Les papas ne se rendent pas compte que, pour eux aussi, il ressort un bénéfice immense dans le fait de s’occuper plus de leurs enfants : pour leur relation de couple (!), pour la joie qu’ils pourront éprouver à construire une vraie relation avec leur(s) enfant(s) et dans le fait de ne pas se sentir exclu du noyau mère-enfant. Bien entendu, c’est seulement possible si la mère le permet aussi. Je vois tellement de mamans qui se plaignent de ne pas recevoir suffisamment d’aide mais qui ne laissent jamais le papa s’occuper pleinement de ses enfants. Soit par possessivité, soit par un désir de contrôle absolu sur tout ce qui touche à l’enfant. Mais est-ce vraiment primordial que les chaussettes jaunes soient assorties a la chemise ? Je crois qu’il faut s’entendre sur les choses primordiales et laisser le reste. Ou si vraiment on ne peut pas s’empêcher de s’immiscer alors plutôt quitter la scène, aller se promener, car sinon on se met soi-même des bâtons dans les roues.
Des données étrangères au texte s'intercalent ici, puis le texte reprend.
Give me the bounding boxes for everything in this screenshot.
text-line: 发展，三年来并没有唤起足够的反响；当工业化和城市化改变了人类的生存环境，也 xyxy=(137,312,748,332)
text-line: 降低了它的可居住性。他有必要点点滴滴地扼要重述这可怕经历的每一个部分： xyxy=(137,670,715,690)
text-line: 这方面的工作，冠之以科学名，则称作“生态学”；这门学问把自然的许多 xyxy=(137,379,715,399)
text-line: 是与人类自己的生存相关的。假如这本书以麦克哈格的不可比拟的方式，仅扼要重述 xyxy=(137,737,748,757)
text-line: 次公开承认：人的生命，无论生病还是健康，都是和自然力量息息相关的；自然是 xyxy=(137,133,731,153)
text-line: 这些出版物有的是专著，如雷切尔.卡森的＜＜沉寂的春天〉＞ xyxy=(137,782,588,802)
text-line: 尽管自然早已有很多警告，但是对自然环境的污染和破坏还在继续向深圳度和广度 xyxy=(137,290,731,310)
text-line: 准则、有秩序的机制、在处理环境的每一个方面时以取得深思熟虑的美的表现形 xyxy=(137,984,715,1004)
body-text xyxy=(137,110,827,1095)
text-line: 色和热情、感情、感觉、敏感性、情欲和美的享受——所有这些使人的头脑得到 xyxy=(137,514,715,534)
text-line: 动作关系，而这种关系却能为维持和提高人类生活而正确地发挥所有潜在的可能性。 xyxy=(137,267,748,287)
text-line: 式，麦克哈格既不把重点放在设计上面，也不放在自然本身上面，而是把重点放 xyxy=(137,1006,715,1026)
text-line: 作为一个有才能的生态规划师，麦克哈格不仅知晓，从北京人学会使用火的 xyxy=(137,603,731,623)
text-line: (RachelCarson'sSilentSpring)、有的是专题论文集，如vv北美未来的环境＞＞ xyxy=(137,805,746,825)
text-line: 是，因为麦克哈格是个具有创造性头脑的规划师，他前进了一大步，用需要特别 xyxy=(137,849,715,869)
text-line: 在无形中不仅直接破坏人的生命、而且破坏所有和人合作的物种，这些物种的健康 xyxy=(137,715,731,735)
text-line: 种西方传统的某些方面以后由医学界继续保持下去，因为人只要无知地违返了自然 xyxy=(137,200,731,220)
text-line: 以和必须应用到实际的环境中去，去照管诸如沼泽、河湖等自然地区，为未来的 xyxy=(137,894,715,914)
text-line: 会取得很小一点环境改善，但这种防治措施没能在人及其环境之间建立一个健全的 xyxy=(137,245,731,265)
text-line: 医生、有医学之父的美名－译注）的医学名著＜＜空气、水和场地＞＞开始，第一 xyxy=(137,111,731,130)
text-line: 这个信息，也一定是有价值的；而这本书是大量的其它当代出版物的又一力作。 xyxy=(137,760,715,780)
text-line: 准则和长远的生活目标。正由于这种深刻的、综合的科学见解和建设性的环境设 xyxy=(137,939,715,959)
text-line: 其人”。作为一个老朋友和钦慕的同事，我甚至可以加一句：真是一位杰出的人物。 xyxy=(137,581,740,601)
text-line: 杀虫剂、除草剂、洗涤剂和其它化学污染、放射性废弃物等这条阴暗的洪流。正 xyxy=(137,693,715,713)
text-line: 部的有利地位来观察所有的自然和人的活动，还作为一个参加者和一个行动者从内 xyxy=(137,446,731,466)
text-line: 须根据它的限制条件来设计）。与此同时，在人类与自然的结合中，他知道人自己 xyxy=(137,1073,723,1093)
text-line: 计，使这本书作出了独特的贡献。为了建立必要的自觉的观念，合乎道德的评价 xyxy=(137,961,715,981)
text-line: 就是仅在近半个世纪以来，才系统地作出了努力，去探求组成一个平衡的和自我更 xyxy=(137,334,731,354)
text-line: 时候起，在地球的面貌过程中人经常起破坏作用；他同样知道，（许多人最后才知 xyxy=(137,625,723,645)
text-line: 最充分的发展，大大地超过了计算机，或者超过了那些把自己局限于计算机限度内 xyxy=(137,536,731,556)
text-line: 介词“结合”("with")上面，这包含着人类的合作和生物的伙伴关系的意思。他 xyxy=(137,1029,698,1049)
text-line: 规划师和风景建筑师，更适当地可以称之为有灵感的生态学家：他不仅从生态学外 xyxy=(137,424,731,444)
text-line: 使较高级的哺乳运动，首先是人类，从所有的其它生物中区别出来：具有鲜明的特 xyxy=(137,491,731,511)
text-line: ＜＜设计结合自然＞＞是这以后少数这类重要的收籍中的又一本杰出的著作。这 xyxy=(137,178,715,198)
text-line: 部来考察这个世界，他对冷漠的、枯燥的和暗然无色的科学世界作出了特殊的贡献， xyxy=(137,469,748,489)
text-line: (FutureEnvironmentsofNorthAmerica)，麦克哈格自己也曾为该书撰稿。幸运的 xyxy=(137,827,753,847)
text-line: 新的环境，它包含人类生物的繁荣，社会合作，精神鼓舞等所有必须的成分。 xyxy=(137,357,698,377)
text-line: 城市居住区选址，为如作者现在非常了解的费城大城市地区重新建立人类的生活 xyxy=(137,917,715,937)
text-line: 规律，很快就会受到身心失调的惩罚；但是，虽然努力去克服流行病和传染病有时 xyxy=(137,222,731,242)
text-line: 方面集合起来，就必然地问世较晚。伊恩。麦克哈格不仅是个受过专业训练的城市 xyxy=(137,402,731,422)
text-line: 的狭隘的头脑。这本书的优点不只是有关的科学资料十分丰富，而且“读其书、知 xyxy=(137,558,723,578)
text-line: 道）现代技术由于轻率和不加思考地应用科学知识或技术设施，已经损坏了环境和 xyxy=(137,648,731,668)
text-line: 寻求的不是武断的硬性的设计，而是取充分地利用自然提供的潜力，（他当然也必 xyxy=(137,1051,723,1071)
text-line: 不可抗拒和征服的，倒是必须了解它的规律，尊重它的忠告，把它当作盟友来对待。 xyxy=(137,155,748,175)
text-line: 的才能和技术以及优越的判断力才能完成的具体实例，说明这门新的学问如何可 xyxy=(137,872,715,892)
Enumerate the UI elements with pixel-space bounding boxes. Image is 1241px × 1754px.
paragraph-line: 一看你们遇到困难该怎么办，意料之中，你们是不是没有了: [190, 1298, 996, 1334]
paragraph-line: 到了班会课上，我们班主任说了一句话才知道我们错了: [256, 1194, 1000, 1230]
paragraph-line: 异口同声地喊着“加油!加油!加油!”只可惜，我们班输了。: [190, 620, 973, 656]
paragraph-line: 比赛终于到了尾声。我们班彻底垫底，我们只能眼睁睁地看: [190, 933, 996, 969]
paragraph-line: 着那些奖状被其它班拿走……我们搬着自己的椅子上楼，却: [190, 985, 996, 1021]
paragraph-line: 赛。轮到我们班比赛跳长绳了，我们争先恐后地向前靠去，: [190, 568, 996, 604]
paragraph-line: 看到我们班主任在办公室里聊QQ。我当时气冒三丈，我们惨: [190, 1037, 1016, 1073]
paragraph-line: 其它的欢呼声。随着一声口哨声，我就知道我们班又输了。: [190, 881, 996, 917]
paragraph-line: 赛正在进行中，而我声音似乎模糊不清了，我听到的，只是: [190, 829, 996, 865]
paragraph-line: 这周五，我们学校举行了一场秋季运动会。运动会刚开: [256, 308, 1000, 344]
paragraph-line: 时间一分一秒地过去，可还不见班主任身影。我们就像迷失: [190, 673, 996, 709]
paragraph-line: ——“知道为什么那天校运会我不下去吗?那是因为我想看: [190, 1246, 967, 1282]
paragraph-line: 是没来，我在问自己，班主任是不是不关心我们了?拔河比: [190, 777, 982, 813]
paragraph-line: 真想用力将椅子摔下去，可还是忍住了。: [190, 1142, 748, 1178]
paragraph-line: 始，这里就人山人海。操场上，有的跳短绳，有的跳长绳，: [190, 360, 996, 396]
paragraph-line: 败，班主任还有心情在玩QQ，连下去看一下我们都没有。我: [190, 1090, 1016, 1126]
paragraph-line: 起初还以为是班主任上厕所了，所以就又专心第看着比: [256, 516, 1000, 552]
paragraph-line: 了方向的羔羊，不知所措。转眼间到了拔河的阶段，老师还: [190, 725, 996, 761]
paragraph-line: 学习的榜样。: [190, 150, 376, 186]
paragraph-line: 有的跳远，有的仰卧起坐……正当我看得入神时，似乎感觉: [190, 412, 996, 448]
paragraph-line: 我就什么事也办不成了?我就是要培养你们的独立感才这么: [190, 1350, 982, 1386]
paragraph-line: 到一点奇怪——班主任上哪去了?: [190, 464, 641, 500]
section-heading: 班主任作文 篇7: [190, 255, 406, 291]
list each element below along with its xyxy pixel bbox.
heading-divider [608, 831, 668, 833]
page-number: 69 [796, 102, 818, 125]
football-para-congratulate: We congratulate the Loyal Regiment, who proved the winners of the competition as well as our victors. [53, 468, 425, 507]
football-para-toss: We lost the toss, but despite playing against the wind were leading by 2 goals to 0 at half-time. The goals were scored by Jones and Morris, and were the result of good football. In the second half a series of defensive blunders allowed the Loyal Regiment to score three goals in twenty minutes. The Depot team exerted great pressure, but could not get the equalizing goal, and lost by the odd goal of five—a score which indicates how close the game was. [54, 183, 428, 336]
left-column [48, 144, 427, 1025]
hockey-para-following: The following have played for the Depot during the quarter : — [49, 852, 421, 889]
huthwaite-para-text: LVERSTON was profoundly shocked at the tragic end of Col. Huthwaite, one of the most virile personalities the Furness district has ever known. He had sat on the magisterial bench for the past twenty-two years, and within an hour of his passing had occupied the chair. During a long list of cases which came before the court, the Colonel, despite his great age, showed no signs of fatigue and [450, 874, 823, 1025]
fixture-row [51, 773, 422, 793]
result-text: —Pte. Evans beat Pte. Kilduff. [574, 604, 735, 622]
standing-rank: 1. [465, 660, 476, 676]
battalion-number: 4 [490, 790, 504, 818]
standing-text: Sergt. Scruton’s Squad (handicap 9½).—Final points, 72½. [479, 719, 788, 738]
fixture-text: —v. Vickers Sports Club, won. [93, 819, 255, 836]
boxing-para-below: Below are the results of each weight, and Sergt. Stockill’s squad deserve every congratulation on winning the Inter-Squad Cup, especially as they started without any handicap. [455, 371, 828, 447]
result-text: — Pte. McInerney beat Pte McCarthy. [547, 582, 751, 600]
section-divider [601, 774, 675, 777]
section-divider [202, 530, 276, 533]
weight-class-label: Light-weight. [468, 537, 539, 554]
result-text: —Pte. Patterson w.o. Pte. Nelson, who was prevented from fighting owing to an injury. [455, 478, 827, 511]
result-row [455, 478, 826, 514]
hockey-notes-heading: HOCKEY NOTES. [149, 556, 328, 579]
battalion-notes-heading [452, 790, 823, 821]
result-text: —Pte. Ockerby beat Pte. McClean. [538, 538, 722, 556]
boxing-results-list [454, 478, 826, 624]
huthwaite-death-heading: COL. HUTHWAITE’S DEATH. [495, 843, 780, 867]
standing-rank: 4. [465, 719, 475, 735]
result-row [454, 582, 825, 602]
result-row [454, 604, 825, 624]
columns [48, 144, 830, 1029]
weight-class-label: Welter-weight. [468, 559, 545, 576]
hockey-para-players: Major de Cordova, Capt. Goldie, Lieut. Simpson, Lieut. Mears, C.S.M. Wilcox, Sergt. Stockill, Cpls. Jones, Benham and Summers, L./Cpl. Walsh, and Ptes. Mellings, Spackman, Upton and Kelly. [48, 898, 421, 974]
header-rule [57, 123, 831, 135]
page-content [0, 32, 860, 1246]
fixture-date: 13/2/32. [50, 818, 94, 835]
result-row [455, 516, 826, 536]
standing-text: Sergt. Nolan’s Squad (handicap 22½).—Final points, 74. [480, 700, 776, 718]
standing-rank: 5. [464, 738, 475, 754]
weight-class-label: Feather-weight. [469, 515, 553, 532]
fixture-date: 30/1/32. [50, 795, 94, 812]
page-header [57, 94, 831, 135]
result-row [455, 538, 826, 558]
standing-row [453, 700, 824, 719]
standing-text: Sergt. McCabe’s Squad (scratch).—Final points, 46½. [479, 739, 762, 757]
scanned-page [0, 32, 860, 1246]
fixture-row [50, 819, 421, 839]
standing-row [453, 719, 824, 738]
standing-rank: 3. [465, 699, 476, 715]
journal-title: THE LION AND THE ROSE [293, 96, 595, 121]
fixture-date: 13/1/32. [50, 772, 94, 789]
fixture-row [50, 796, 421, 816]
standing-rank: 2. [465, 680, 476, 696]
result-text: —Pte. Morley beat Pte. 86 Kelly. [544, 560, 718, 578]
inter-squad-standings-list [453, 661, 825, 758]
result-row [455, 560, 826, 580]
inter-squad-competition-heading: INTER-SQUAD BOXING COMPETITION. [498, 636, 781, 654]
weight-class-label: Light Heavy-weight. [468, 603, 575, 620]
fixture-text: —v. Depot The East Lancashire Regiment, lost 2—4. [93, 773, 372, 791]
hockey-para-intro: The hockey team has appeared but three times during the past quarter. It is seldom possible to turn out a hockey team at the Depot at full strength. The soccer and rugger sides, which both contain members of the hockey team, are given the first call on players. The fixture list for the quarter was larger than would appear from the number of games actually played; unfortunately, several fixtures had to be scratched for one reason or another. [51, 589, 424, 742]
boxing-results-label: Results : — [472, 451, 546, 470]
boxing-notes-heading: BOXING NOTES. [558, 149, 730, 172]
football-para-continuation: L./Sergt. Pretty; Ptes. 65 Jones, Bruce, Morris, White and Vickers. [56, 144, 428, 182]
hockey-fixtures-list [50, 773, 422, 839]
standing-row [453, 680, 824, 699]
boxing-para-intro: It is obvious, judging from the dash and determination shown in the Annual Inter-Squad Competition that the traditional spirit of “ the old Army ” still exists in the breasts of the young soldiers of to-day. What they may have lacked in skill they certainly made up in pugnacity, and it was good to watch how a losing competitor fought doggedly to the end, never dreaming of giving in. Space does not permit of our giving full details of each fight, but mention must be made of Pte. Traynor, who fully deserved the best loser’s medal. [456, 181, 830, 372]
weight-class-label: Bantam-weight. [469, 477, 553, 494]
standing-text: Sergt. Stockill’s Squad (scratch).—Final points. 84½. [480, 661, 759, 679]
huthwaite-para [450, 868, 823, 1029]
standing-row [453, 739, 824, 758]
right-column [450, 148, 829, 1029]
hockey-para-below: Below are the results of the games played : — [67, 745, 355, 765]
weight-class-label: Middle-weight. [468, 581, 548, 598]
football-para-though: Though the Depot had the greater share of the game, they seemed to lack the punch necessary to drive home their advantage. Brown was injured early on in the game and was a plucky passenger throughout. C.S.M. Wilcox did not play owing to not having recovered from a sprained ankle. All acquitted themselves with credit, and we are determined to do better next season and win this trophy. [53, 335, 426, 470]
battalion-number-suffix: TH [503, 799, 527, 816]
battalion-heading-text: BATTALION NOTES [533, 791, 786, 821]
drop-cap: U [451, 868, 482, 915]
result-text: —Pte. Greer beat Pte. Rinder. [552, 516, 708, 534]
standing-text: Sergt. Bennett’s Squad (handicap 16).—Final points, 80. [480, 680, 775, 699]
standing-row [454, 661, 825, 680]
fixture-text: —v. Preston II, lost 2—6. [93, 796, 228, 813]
Pour le mot de la fin, si je demande au papa s’il y a un témoignage qu’il veut laisser, il dit ceci : « Il faut absolument que les papas dès la naissance apprennent à s’occuper tout seul et régulièrement de leurs enfants. Pas seulement pour aider la maman, pas seulement pour le lien affectif qu’ils construisent avec leur enfant (même si ces deux facteurs sont importants) mais aussi pour se rendre compte que s’occuper d’un bébé c’est EPUISANT ! Si je n’avais pas dû le faire moi-même, je n’aurais pas pu comprendre comment à la fin de la journée on n’a pas réussi à se doucher, à se faire à manger, à ranger la maison et pourquoi on est aussi fatigué… Au début, ça a été difficile pour moi mais une fois que le bébé a eu quelques mois et que j’ai pu vraiment interagir avec lui, ça a été super ! ».